In the forex market, the Australian and New Zealand dollars have almost recovered from the January correction. The pound is storming to multi-year highs almost daily and now trades at 1.3950, few steps away from a major milestone.
USDJPY pulled back last week as it tried to rise above the 200 daily moving average. Today it is testing that line again, rising to 105.50. Another pullback promises to signal that the large capitals still hesitate to switch from a ‘coronavirus trade’ to a "recovery trade". EURUSD, meanwhile, is hitting resistance near the 50-day average at 1.2150 due to the cooling economic recovery.
Yesterday industrial production data for December marked a decline of 1.6% m/m after earlier reports that business sentiment indices turned down. It sets the stage for a double-dip recession due to the winter pandemic outbreak and the ensuing lockdowns. Business sentiment assessments from the ZEW may end the tug-of-war between the bulls and the bears today. The index is expected to fall slightly from 61.8 to 60.0. However, the chances of a sharp divergence from expectations in either direction are high, which could cause increased volatility.

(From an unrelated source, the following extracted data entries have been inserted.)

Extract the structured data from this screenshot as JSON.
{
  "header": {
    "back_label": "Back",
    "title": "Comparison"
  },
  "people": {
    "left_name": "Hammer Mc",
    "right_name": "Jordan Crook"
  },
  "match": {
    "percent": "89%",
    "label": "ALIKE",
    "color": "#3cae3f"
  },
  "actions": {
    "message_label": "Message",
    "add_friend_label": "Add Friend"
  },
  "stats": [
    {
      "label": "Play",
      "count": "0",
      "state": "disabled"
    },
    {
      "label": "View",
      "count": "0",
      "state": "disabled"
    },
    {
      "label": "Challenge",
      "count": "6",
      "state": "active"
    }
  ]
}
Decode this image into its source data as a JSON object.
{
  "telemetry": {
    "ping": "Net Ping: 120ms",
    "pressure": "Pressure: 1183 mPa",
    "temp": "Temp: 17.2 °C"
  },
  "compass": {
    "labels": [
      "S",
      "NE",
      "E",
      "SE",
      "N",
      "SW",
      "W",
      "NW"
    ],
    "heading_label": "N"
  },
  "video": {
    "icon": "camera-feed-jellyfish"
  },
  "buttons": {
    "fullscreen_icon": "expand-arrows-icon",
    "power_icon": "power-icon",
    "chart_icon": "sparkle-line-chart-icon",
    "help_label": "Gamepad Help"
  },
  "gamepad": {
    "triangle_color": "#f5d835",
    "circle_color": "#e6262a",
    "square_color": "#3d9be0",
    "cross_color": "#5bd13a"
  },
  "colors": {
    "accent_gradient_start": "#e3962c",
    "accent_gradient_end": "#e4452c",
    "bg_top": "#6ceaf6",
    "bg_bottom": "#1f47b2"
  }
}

Separate from continental Europe, the markets are more optimistic with news of the success of mass vaccination in the USA and the UK, providing increased demand for the dollar and pound relative to foreign competitors.
This same hypothesis of a return of correlation between markets and virus dynamics at home raises questions about emerging markets’ interest later in the year. After all, vaccination is a real concern for emerging markets, which promises to hold back these economies’ recovery for many more months. But it could also prevent a full lifting of restrictions in developed countries and stifle further growth in global equities, which now look severely overheated. More positive factors are needed to push risk demand further up without a corrective pullback. At record highs and after such a prolonged upturn, it will be easy for markets to stumble.